Don’t panic, she commanded herself. Don’t panic! DON’T PANIC! She clenched and unclenched her fists. You can do this. You made it through here. You can make it out again. She reached out both hands, fingertips brushing the mirror and glass walls, seeking the rare arch that held neither, all the while pushing the swelling panic deep.
The Crystal Palace had been difficult enough to navigate on the way in, when there was nothing behind her but Agent Lamb. But here in the dark, with that thing closing in on her, escape had never felt so far away.
The image of Lamb’s severed head, lolling mouth open, on the fun-house floor sent fresh waves of vomit and bile to the back of her throat. She swallowed hard, choking back another retch at the
taste.
She had lived. She had lived when so many others had died. Why? She shook her head, trying to blot out the images of what she’d witnessed—the limbs flying, the heads twisted off, the blood coating the coils of that thing’s—Stop it! Just stop it!
She repeated it in her head—Stop it! Just stop it!—until it became a mantra. She clung to it as she wormed her way along the maze’s twists and turns.
No matter what Ross had said, for her, priority one was survival. It was getting the fuck out of here. If Ross had a problem with that, he could take it up with her later—if either of them somehow managed to make it out of this abattoir.
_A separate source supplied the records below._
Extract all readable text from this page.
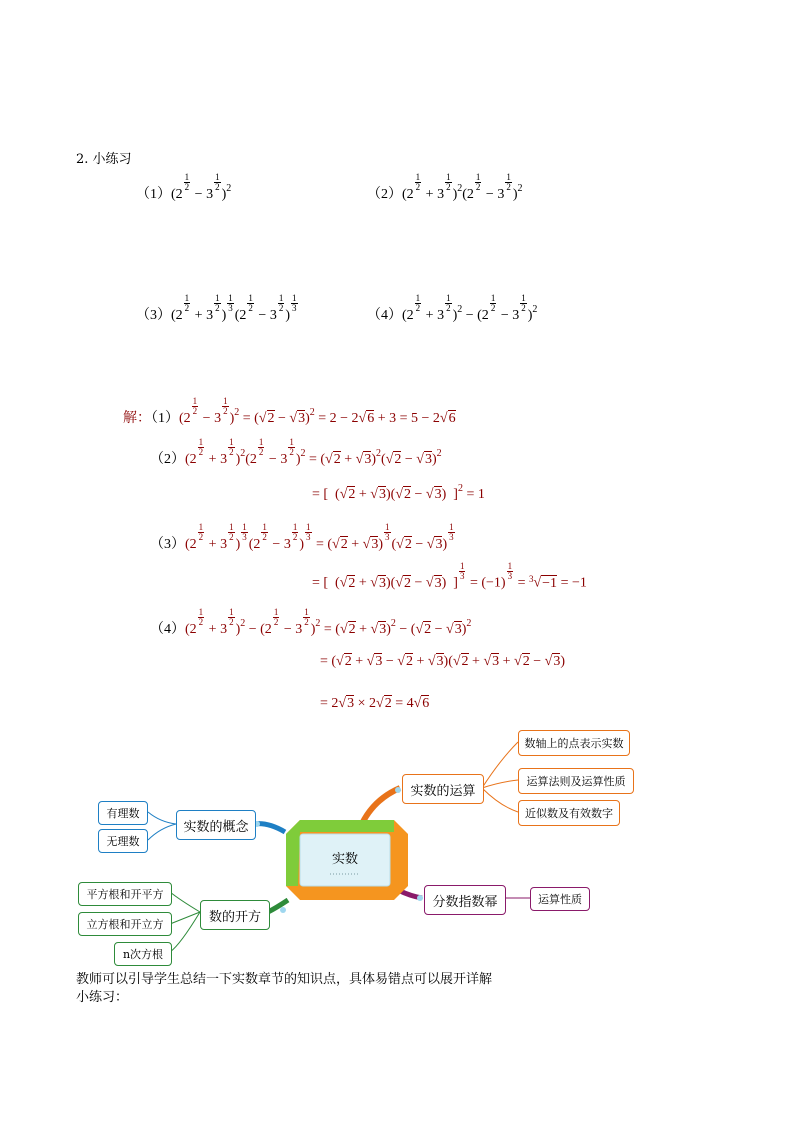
2. 小练习
（1）(2
$\frac{1}{2}$
− 3
$\frac{1}{2}$
)$^2$	（2）(2
$\frac{1}{2}$
+ 3
$\frac{1}{2}$
)$^2$(2
$\frac{1}{2}$
− 3
$\frac{1}{2}$
)$^2$
（3）(2
$\frac{1}{2}$
+ 3
$\frac{1}{2}$
)
$\frac{1}{3}$
(2
$\frac{1}{2}$
− 3
$\frac{1}{2}$
)
$\frac{1}{3}$
（4）(2
$\frac{1}{2}$
+ 3
$\frac{1}{2}$
)$^2$ − (2
$\frac{1}{2}$
− 3
$\frac{1}{2}$
)$^2$
解：（1）(2
$\frac{1}{2}$
− 3
$\frac{1}{2}$
)$^2 = (√2 - √3)^2 = 2 - 2√6 + 3 = 5 - 2√6$
（2）(2
$\frac{1}{2}$
+ 3
$\frac{1}{2}$
)$^2$(2
$\frac{1}{2}$
− 3
$\frac{1}{2}$
)$^2 = (√2 + √3)^2(√2 - √3)^2$
= [  (√2 + √3)(√2 − √3)  ]$^2$ = 1
（3）(2
$\frac{1}{2}$
+ 3
$\frac{1}{2}$
)
$\frac{1}{3}$
(2
$\frac{1}{2}$
− 3
$\frac{1}{2}$
)
$\frac{1}{3}$
= (√2 + √3)
$\frac{1}{3}$
(√2 − √3)
$\frac{1}{3}$
= [  (√2 + √3)(√2 − √3)  ]
$\frac{1}{3}$
= (−1)
$\frac{1}{3}$
= $^3$√−1 = −1
（4）(2
$\frac{1}{2}$
+ 3
$\frac{1}{2}$
)$^2$ − (2
$\frac{1}{2}$
− 3
$\frac{1}{2}$
)$^2 = (√2 + √3)^2 - (√2 - √3)^2$
= (√2 + √3 − √2 + √3)(√2 + √3 + √2 − √3)
= 2√3 × 2√2 = 4√6
实数
实数的概念
有理数
无理数
实数的运算
数轴上的点表示实数
运算法则及运算性质
近似数及有效数字
分数指数幂	运算性质
数的开方
平方根和开平方
立方根和开立方
n次方根
教师可以引导学生总结一下实数章节的知识点，具体易错点可以展开详解
小练习：
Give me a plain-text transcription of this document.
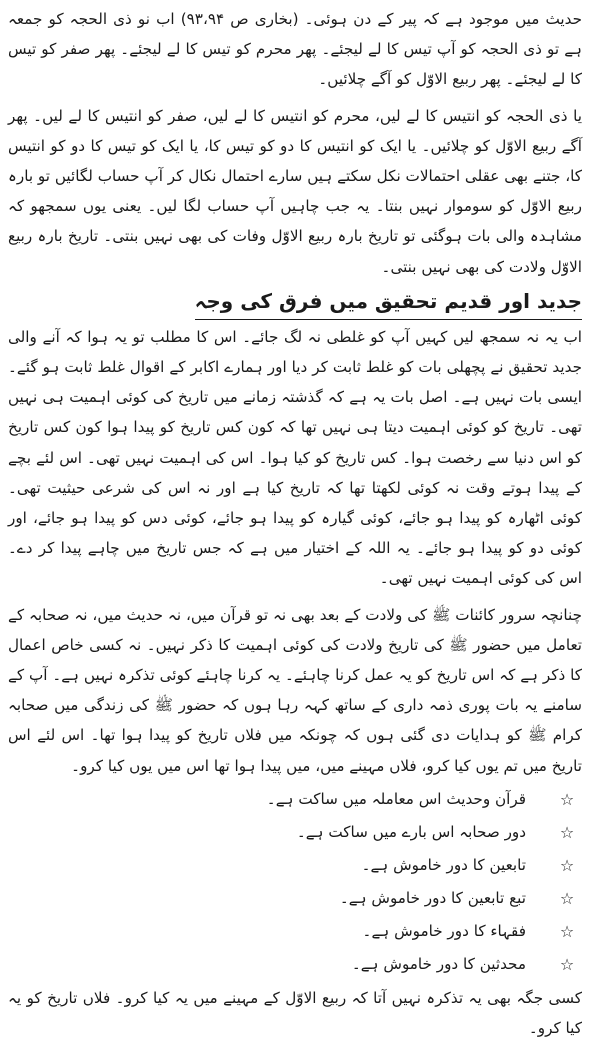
حدیث میں موجود ہے کہ پیر کے دن ہوئی۔ (بخاری ص ۹۳،۹۴) اب نو ذی الحجہ کو جمعہ ہے تو ذی الحجہ کو آپ تیس کا لے لیجئے۔ پھر محرم کو تیس کا لے لیجئے۔ پھر صفر کو تیس کا لے لیجئے۔ پھر ربیع الاوّل کو آگے چلائیں۔

یا ذی الحجہ کو انتیس کا لے لیں، محرم کو انتیس کا لے لیں، صفر کو انتیس کا لے لیں۔ پھر آگے ربیع الاوّل کو چلائیں۔ یا ایک کو انتیس کا دو کو تیس کا، یا ایک کو تیس کا دو کو انتیس کا، جتنے بھی عقلی احتمالات نکل سکتے ہیں سارے احتمال نکال کر آپ حساب لگائیں تو بارہ ربیع الاوّل کو سوموار نہیں بنتا۔ یہ جب چاہیں آپ حساب لگا لیں۔ یعنی یوں سمجھو کہ مشاہدہ والی بات ہوگئی تو تاریخ بارہ ربیع الاوّل وفات کی بھی نہیں بنتی۔ تاریخ بارہ ربیع الاوّل ولادت کی بھی نہیں بنتی۔

جدید اور قدیم تحقیق میں فرق کی وجہ

اب یہ نہ سمجھ لیں کہیں آپ کو غلطی نہ لگ جائے۔ اس کا مطلب تو یہ ہوا کہ آنے والی جدید تحقیق نے پچھلی بات کو غلط ثابت کر دیا اور ہمارے اکابر کے اقوال غلط ثابت ہو گئے۔ ایسی بات نہیں ہے۔ اصل بات یہ ہے کہ گذشتہ زمانے میں تاریخ کی کوئی اہمیت ہی نہیں تھی۔ تاریخ کو کوئی اہمیت دیتا ہی نہیں تھا کہ کون کس تاریخ کو پیدا ہوا کون کس تاریخ کو اس دنیا سے رخصت ہوا۔ کس تاریخ کو کیا ہوا۔ اس کی اہمیت نہیں تھی۔ اس لئے بچے کے پیدا ہوتے وقت نہ کوئی لکھتا تھا کہ تاریخ کیا ہے اور نہ اس کی شرعی حیثیت تھی۔ کوئی اٹھارہ کو پیدا ہو جائے، کوئی گیارہ کو پیدا ہو جائے، کوئی دس کو پیدا ہو جائے، اور کوئی دو کو پیدا ہو جائے۔ یہ اللہ کے اختیار میں ہے کہ جس تاریخ میں چاہے پیدا کر دے۔ اس کی کوئی اہمیت نہیں تھی۔

چنانچہ سرور کائنات ﷺ کی ولادت کے بعد بھی نہ تو قرآن میں، نہ حدیث میں، نہ صحابہ کے تعامل میں حضور ﷺ کی تاریخ ولادت کی کوئی اہمیت کا ذکر نہیں۔ نہ کسی خاص اعمال کا ذکر ہے کہ اس تاریخ کو یہ عمل کرنا چاہئے۔ یہ کرنا چاہئے کوئی تذکرہ نہیں ہے۔ آپ کے سامنے یہ بات پوری ذمہ داری کے ساتھ کہہ رہا ہوں کہ حضور ﷺ کی زندگی میں صحابہ کرام ﷺ کو ہدایات دی گئی ہوں کہ چونکہ میں فلاں تاریخ کو پیدا ہوا تھا۔ اس لئے اس تاریخ میں تم یوں کیا کرو، فلاں مہینے میں، میں پیدا ہوا تھا اس میں یوں کیا کرو۔

☆
قرآن وحدیث اس معاملہ میں ساکت ہے۔
☆
دور صحابہ اس بارے میں ساکت ہے۔
☆
تابعین کا دور خاموش ہے۔
☆
تبع تابعین کا دور خاموش ہے۔
☆
فقہاء کا دور خاموش ہے۔
☆
محدثین کا دور خاموش ہے۔

کسی جگہ بھی یہ تذکرہ نہیں آتا کہ ربیع الاوّل کے مہینے میں یہ کیا کرو۔ فلاں تاریخ کو یہ کیا کرو۔
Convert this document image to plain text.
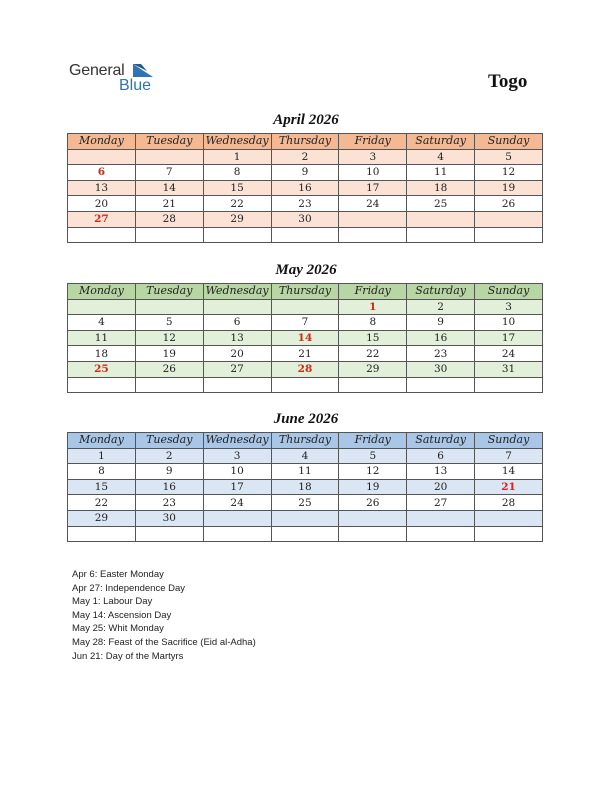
General
Blue	Togo
April 2026
Monday	Tuesday	Wednesday	Thursday	Friday	Saturday	Sunday
		1	2	3	4	5
6	7	8	9	10	11	12
13	14	15	16	17	18	19
20	21	22	23	24	25	26
27	28	29	30			

May 2026
Monday	Tuesday	Wednesday	Thursday	Friday	Saturday	Sunday
				1	2	3
4	5	6	7	8	9	10
11	12	13	14	15	16	17
18	19	20	21	22	23	24
25	26	27	28	29	30	31

June 2026
Monday	Tuesday	Wednesday	Thursday	Friday	Saturday	Sunday
1	2	3	4	5	6	7
8	9	10	11	12	13	14
15	16	17	18	19	20	21
22	23	24	25	26	27	28
29	30					

Apr 6: Easter Monday
Apr 27: Independence Day
May 1: Labour Day
May 14: Ascension Day
May 25: Whit Monday
May 28: Feast of the Sacrifice (Eid al-Adha)
Jun 21: Day of the Martyrs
The last she’d seen of Ross, he was still beating his suit jacket against the flames on the castle roof. Jackson and Becker had just gone over the side when that . . . that woman . . . that thing burst through the stairway hatch, raining planks and nails all around them. She had to be fifteen feet long at least, even larger than she’d seemed in the hallway. And when she saw the fire, she knocked Ross aside like a green plastic army man on her way to that hive or whatever the hell it was.
And then the thing had screamed. Thorne still couldn’t get that scream out of her head. God, it would haunt her till the day she finally slept under the dirt. An unholy cross between a bird of prey and rending steel, at the volume of a fleet of jet engines. It was that scream, more than anything else, that had sent Thorne running.
She’d managed to slip back down the spiral staircase—or what was left of it. It seemed like only every third step remained clinging to the center mast. The hallway where they’d first fought that thing was in ruins, one wall smashed to hanging splinters and the other knocked down completely. Thorne had to step over the torn and bloody remains of at least ten agents just to make it to the door, the shifting floor slick with blood and worse, the rusty stench of gore crawling up her nose.
Outside the fun house, Thorne looked up just in time to see the monstrous creature leap from the castle ramparts and land on the concrete floor, leaving a cracked crater where she’d touched down.